Agent design is still hard

Frameworks vs. Custom Agent Runtimes

  • Many commenters report better outcomes from building minimal, bespoke agent loops rather than adopting heavyweight SDKs (LangChain/Graph, MCP-heavy stacks, etc.).
  • Core argument: agents quickly become complex (subagents, shared state, reinforcement, context packing); opaque frameworks make debugging and mental tracing harder.
  • Counterpoint: others expect agent platforms to converge to “game engine”–style batteries-included systems; for some teams, using solid vendor frameworks (PydanticAI, OpusAgents, ADK, etc.) is already productive.
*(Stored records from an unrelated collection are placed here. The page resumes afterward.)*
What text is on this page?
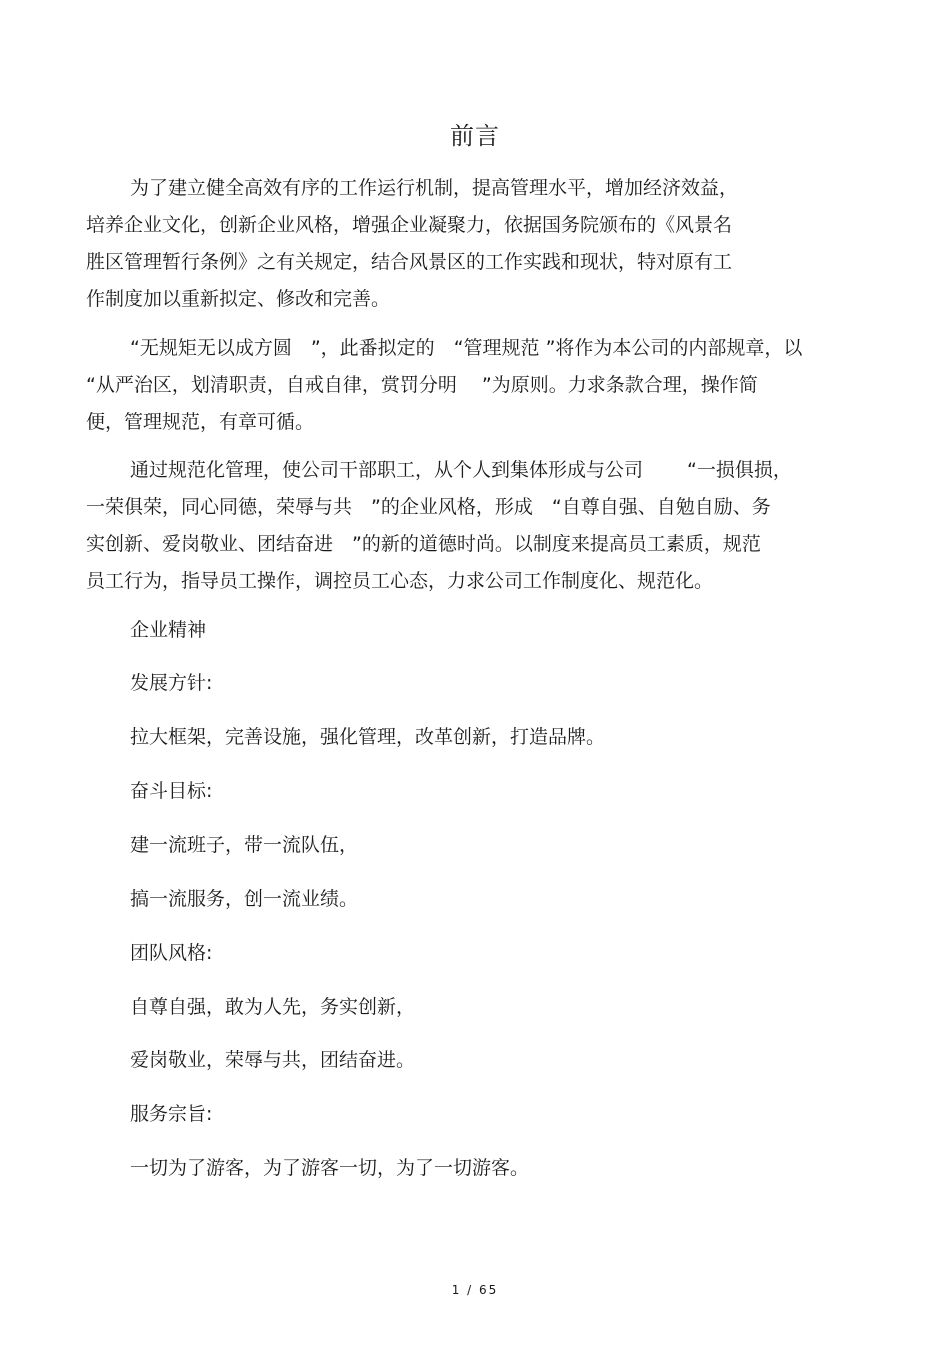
前言

为了建立健全高效有序的工作运行机制，提高管理水平，增加经济效益，
培养企业文化，创新企业风格，增强企业凝聚力，依据国务院颁布的《风景名
胜区管理暂行条例》之有关规定，结合风景区的工作实践和现状，特对原有工
作制度加以重新拟定、修改和完善。

“无规矩无以成方圆　”，此番拟定的　“管理规范 ”将作为本公司的内部规章，以
“从严治区，划清职责，自戒自律，赏罚分明　 ”为原则。力求条款合理，操作简
便，管理规范，有章可循。

通过规范化管理，使公司干部职工，从个人到集体形成与公司　　 “一损俱损，
一荣俱荣，同心同德，荣辱与共　”的企业风格，形成　“自尊自强、自勉自励、务
实创新、爱岗敬业、团结奋进　”的新的道德时尚。以制度来提高员工素质，规范
员工行为，指导员工操作，调控员工心态，力求公司工作制度化、规范化。

企业精神

发展方针:

拉大框架，完善设施，强化管理，改革创新，打造品牌。

奋斗目标:

建一流班子，带一流队伍，

搞一流服务，创一流业绩。

团队风格:

自尊自强，敢为人先，务实创新，

爱岗敬业，荣辱与共，团结奋进。

服务宗旨:

一切为了游客，为了游客一切，为了一切游客。

1 / 65
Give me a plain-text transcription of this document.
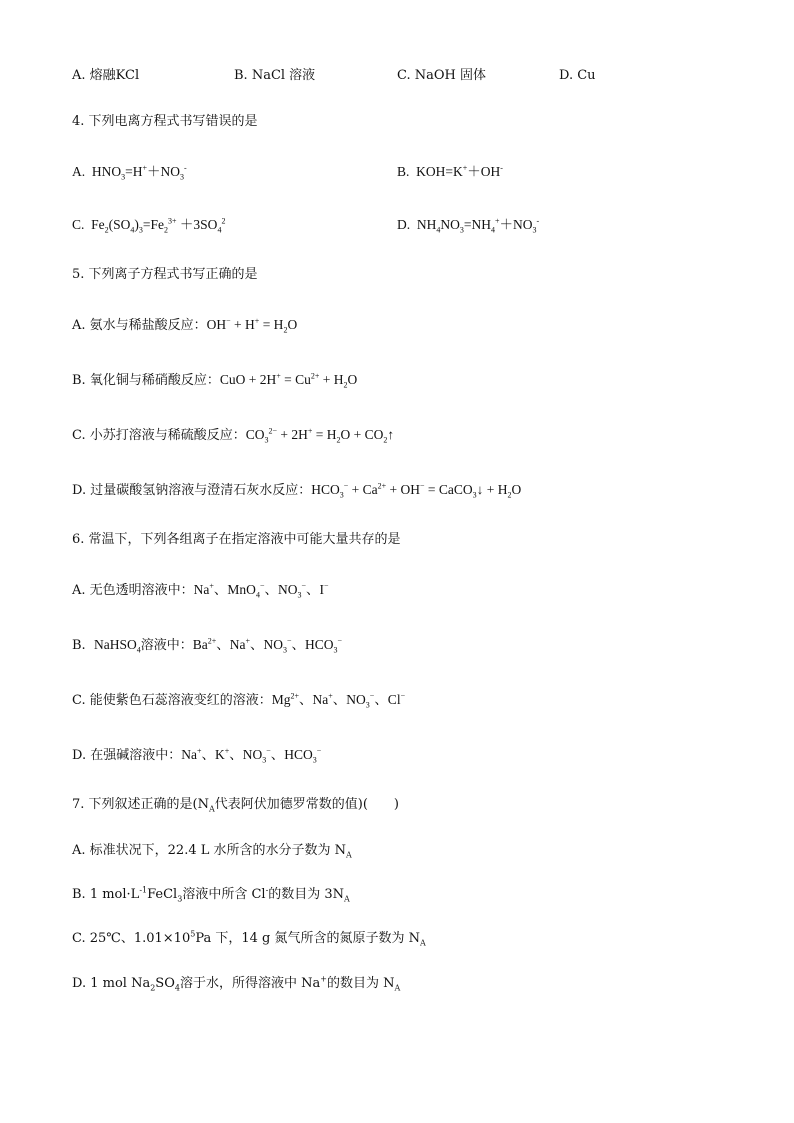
A. 熔融KCl	B. NaCl 溶液	C. NaOH 固体	D. Cu
4. 下列电离方程式书写错误的是
A.  $HNO_3=H^++NO_3^-$	B.  KOH=K+＋OH-
C.  $Fe_2(SO_4)_3=Fe_2^{3+} +3SO_4^2$	D.  $NH_4NO_3=NH_4^++NO_3^-$
5. 下列离子方程式书写正确的是
A. 氨水与稀盐酸反应：$OH^- + H^+ = H_2O$
B. 氧化铜与稀硝酸反应：CuO + $2H^+ = Cu^{2+} + H_2O$
C. 小苏打溶液与稀硫酸反应：$CO_3^{2-} + 2H^+ = H_2O$ + $CO_2↑$
D. 过量碳酸氢钠溶液与澄清石灰水反应：$HCO_3^- + Ca^{2+} + OH^-$ = CaCO$_3$↓ + $H_2O$
6. 常温下，下列各组离子在指定溶液中可能大量共存的是
A. 无色透明溶液中：Na+、MnO$_4$−、$NO_3^-$、I−
B. NaHSO$_4$溶液中：$Ba^{2+}$、Na+、$NO_3^-$、$HCO_3^-$
C. 能使紫色石蕊溶液变红的溶液：$Mg^{2+}$、Na+、$NO_3^-$、Cl−
D. 在强碱溶液中：Na+、K+、$NO_3^-$、$HCO_3^-$
7. 下列叙述正确的是($N_A$代表阿伏加德罗常数的值)(　　)
A. 标准状况下，22.4 L 水所含的水分子数为 $N_A$
B. 1 $mol\cdot L^{-1}FeCl_3$溶液中所含 Cl-的数目为 $3N_A$
C. 25℃、$1.01\times 10^5Pa$ 下，14 g 氮气所含的氮原子数为 $N_A$
D. 1 mol $Na_2SO_4$溶于水，所得溶液中 Na+的数目为 $N_A$
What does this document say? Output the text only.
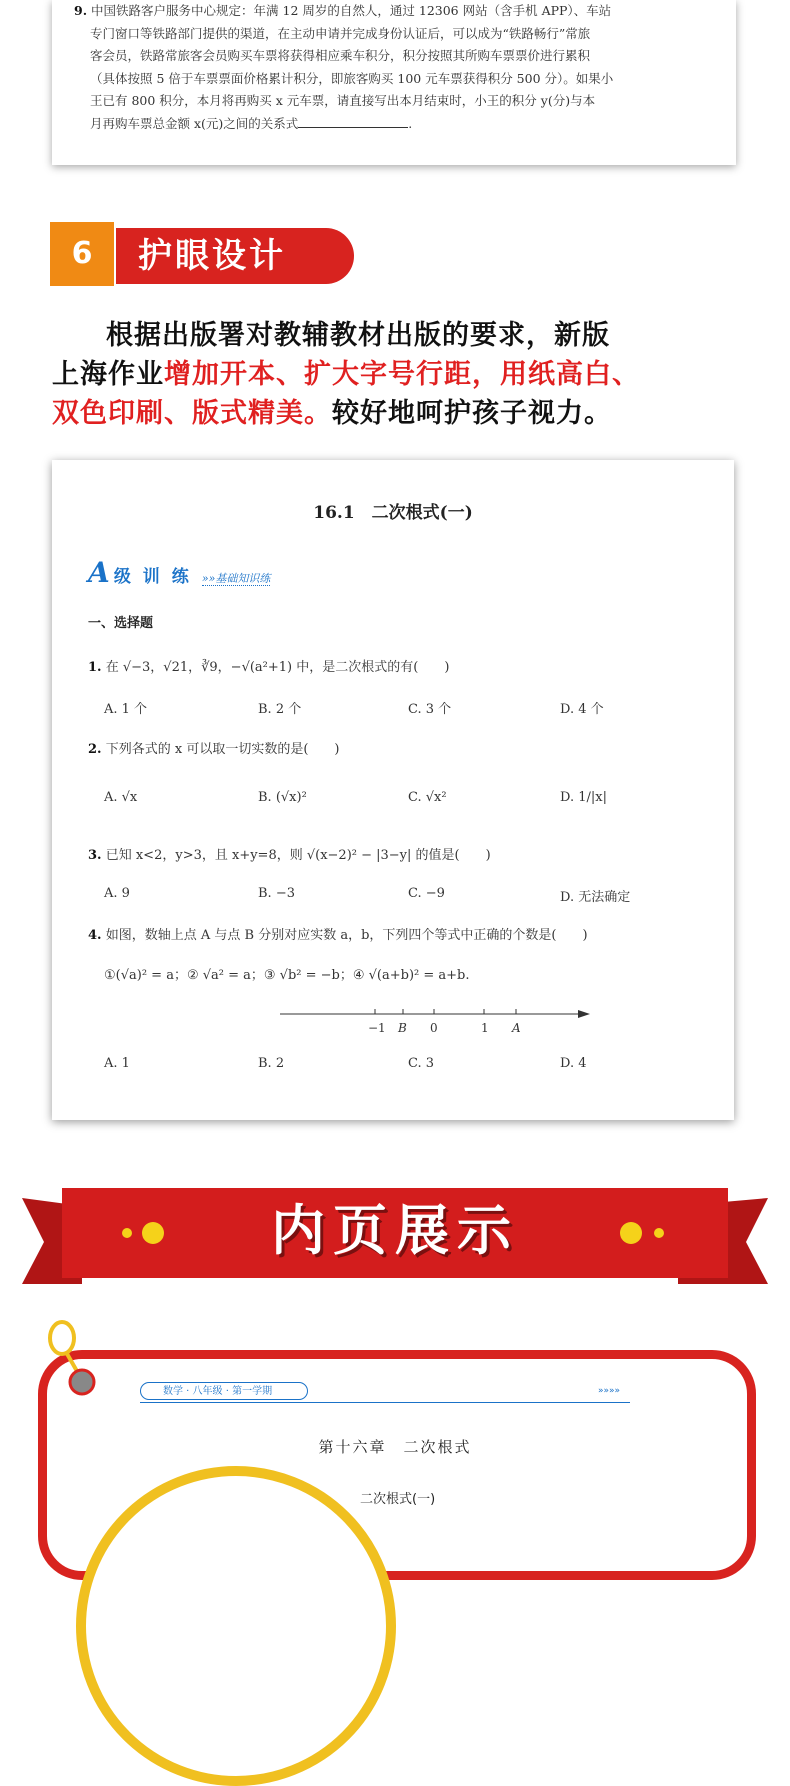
9. 中国铁路客户服务中心规定：年满 12 周岁的自然人，通过 12306 网站（含手机 APP）、车站
专门窗口等铁路部门提供的渠道，在主动申请并完成身份认证后，可以成为“铁路畅行”常旅
客会员，铁路常旅客会员购买车票将获得相应乘车积分，积分按照其所购车票票价进行累积
（具体按照 5 倍于车票票面价格累计积分，即旅客购买 100 元车票获得积分 500 分）。如果小
王已有 800 积分，本月将再购买 x 元车票，请直接写出本月结束时，小王的积分 y(分)与本
月再购车票总金额 x(元)之间的关系式	.
6	护眼设计
根据出版署对教辅教材出版的要求，新版
上海作业增加开本、扩大字号行距，用纸高白、
双色印刷、版式精美。较好地呵护孩子视力。
16.1　二次根式(一)
A 级 训 练 »»基础知识练
一、选择题
1. 在 √−3，√21，∛9，−√(a²+1) 中，是二次根式的有(　　)
A. 1 个	B. 2 个	C. 3 个	D. 4 个
2. 下列各式的 x 可以取一切实数的是(　　)
A. √x	B. (√x)²	C. √x²	D. 1/|x|
3. 已知 x<2，y>3，且 x+y=8，则 √(x−2)² − |3−y| 的值是(　　)
A. 9	B. −3	C. −9	D. 无法确定
4. 如图，数轴上点 A 与点 B 分别对应实数 a，b，下列四个等式中正确的个数是(　　)
①(√a)² = a；② √a² = a；③ √b² = −b；④ √(a+b)² = a+b.
−1 B 0	1 A
A. 1	B. 2	C. 3	D. 4
内页展示
数学 · 八年级 · 第一学期	»»»»
第十六章　二次根式
二次根式(一)
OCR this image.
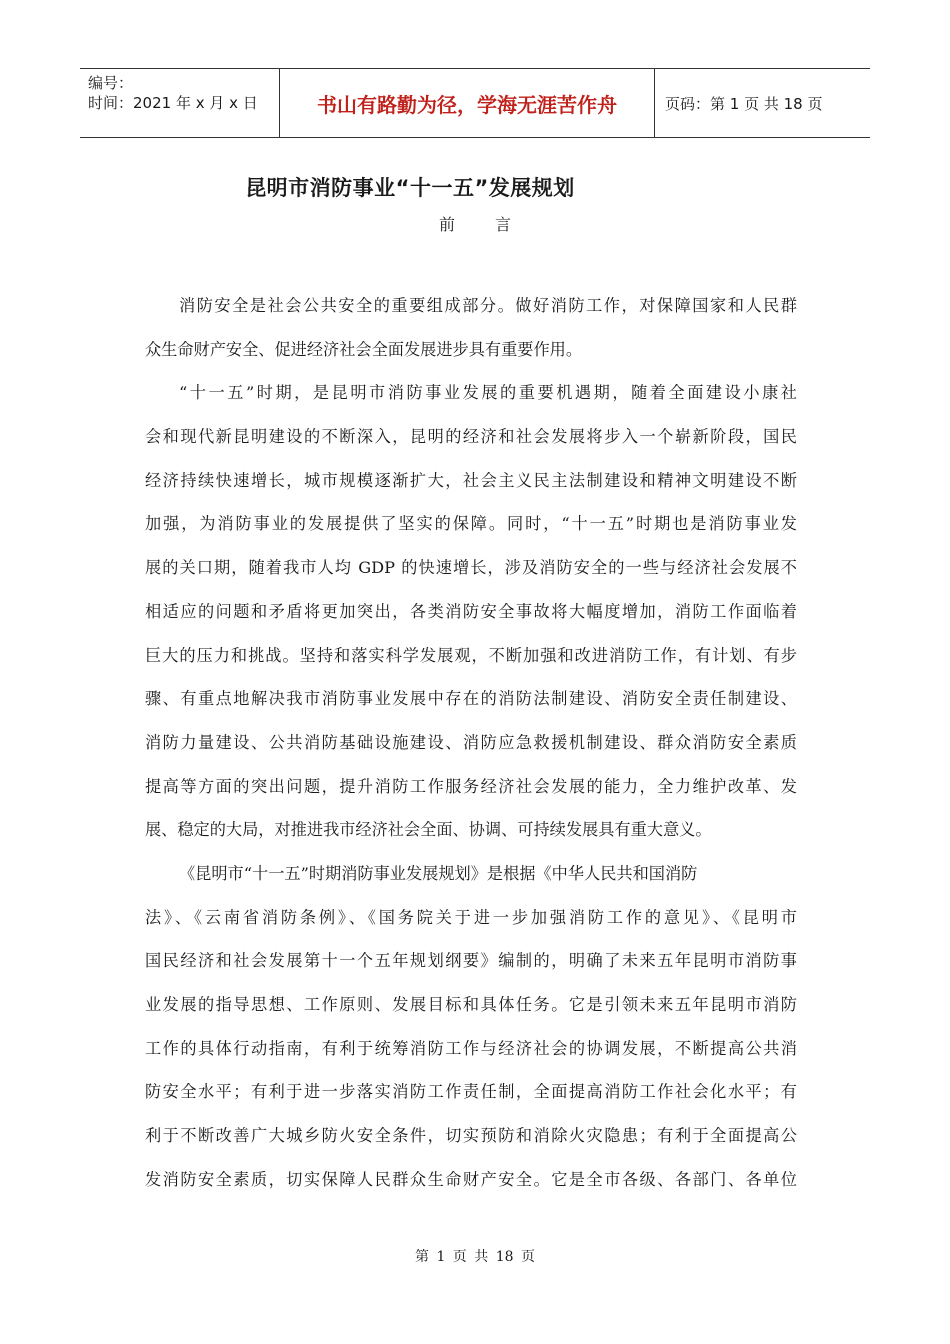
编号：
时间：2021 年 x 月 x 日	书山有路勤为径，学海无涯苦作舟	页码：第 1 页 共 18 页
昆明市消防事业“十一五”发展规划
前言
消防安全是社会公共安全的重要组成部分。做好消防工作，对保障国家和人民群
众生命财产安全、促进经济社会全面发展进步具有重要作用。
“十一五”时期，是昆明市消防事业发展的重要机遇期，随着全面建设小康社
会和现代新昆明建设的不断深入，昆明的经济和社会发展将步入一个崭新阶段，国民
经济持续快速增长，城市规模逐渐扩大，社会主义民主法制建设和精神文明建设不断
加强，为消防事业的发展提供了坚实的保障。同时，“十一五”时期也是消防事业发
展的关口期，随着我市人均 GDP 的快速增长，涉及消防安全的一些与经济社会发展不
相适应的问题和矛盾将更加突出，各类消防安全事故将大幅度增加，消防工作面临着
巨大的压力和挑战。坚持和落实科学发展观，不断加强和改进消防工作，有计划、有步
骤、有重点地解决我市消防事业发展中存在的消防法制建设、消防安全责任制建设、
消防力量建设、公共消防基础设施建设、消防应急救援机制建设、群众消防安全素质
提高等方面的突出问题，提升消防工作服务经济社会发展的能力，全力维护改革、发
展、稳定的大局，对推进我市经济社会全面、协调、可持续发展具有重大意义。
《昆明市“十一五”时期消防事业发展规划》是根据《中华人民共和国消防
法》、《云南省消防条例》、《国务院关于进一步加强消防工作的意见》、《昆明市
国民经济和社会发展第十一个五年规划纲要》编制的，明确了未来五年昆明市消防事
业发展的指导思想、工作原则、发展目标和具体任务。它是引领未来五年昆明市消防
工作的具体行动指南，有利于统筹消防工作与经济社会的协调发展，不断提高公共消
防安全水平；有利于进一步落实消防工作责任制，全面提高消防工作社会化水平；有
利于不断改善广大城乡防火安全条件，切实预防和消除火灾隐患；有利于全面提高公
发消防安全素质，切实保障人民群众生命财产安全。它是全市各级、各部门、各单位
第 1 页 共 18 页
Using Vendor Agents vs. Rolling Your Own

  • Strong praise for Claude Code / Agent SDK and similar “opinionated” coding agents: they feel “magic,” especially for code-heavy tasks.
  • Some argue most teams shouldn’t build bespoke coding agents that underperform vs Claude/ChatGPT; better to focus on tools, context, and a smart proxy around frontier agents.
  • Others warn about vendor lock-in, model instability, and reward-hacking / hallucinations; recommend alternative systems (e.g., Codex, Sourcegraph Amp) and keeping the ability to swap models.

Agent Architecture, State, and Tools

  • Popular minimal pattern: treat an agent as a REPL loop (read context, LLM decide, tool call or answer, loop).
  • More advanced setups use:
    • Subagents as specialized tools with their own context windows, tools, and sometimes different models.
    • Shared “heap” or virtual file systems so tools don’t become dead ends and multiple tools/agents can consume prior state.
    • Chatroom- or event-bus-like backends where both client and server publish/subscribe to messages.
  • Debate over terminology: some claim “subagent” is just a tool abstraction; others insist subagents differ by control flow, autonomy, and durability.

Caching, Memory, and Context Windows

  • Distinction clarified between caching (cost/latency optimization in distributed state) and “memory.”
  • Virtual FS + explicit caching are used to avoid recomputation and allow cross-tool workflows.
  • Several note that huge modern context windows and built-in reasoning/tool-calling have already obsoleted earlier chunking/RAG patterns.

Tool Schemas, Tree-Sitter, and APIs

  • Persistent pain around function I/O types (ints vs strings, JSON precision, nested dicts) and framework inconsistencies (e.g., OpenAI doc vs SDK behavior, ADK numeric issues).
  • Question about why coding agents don’t use tree-sitter more; responses:
    • LLMs are heavily RL’d on shells/grep and do well with “agentic search.”
    • AST-based tools can bloat context and sometimes degrade performance; keeping them as optional tools may be best.

Testing, Evals, and Observability

  • Broad agreement that evals for agents are one of the hardest unsolved problems.
  • Simple prompt benchmarks don’t capture multi-step, tool-using behavior; evals often need to be run inside the actual runtime using observability traces (OTEL, custom logging).
  • Many suspect production agents are shipped after only ad-hoc manual testing and “vibes”; some teams build LLM-as-judge e2e frameworks, but acknowledge they’re imperfect and still require human-written scenarios.

Pace of Change and “Wait vs Build”

  • One camp: many sophisticated patterns (caching, RAG variants, chain-of-thought tricks) are just stopgaps until models/APIs absorb them; investing heavily now risks being obsoleted in months.
  • Other camp: deeply understanding and implementing your own agents today yields durable intuition and product differentiation; “doing nothing” can be more dangerous if your problem is core to your product.

Hype, Capabilities, and Usefulness

  • Split sentiment: some report AI has radically changed their workflow (coding, tooling, even full features built by agents); others find LLMs too error-prone beyond small, scoped tasks and see no “amazeballs” applications yet.
  • There’s meta-debate over whether agentic systems are overhyped, whether it’s reasonable to wait out the churn, and how much skepticism vs experimentation is healthy.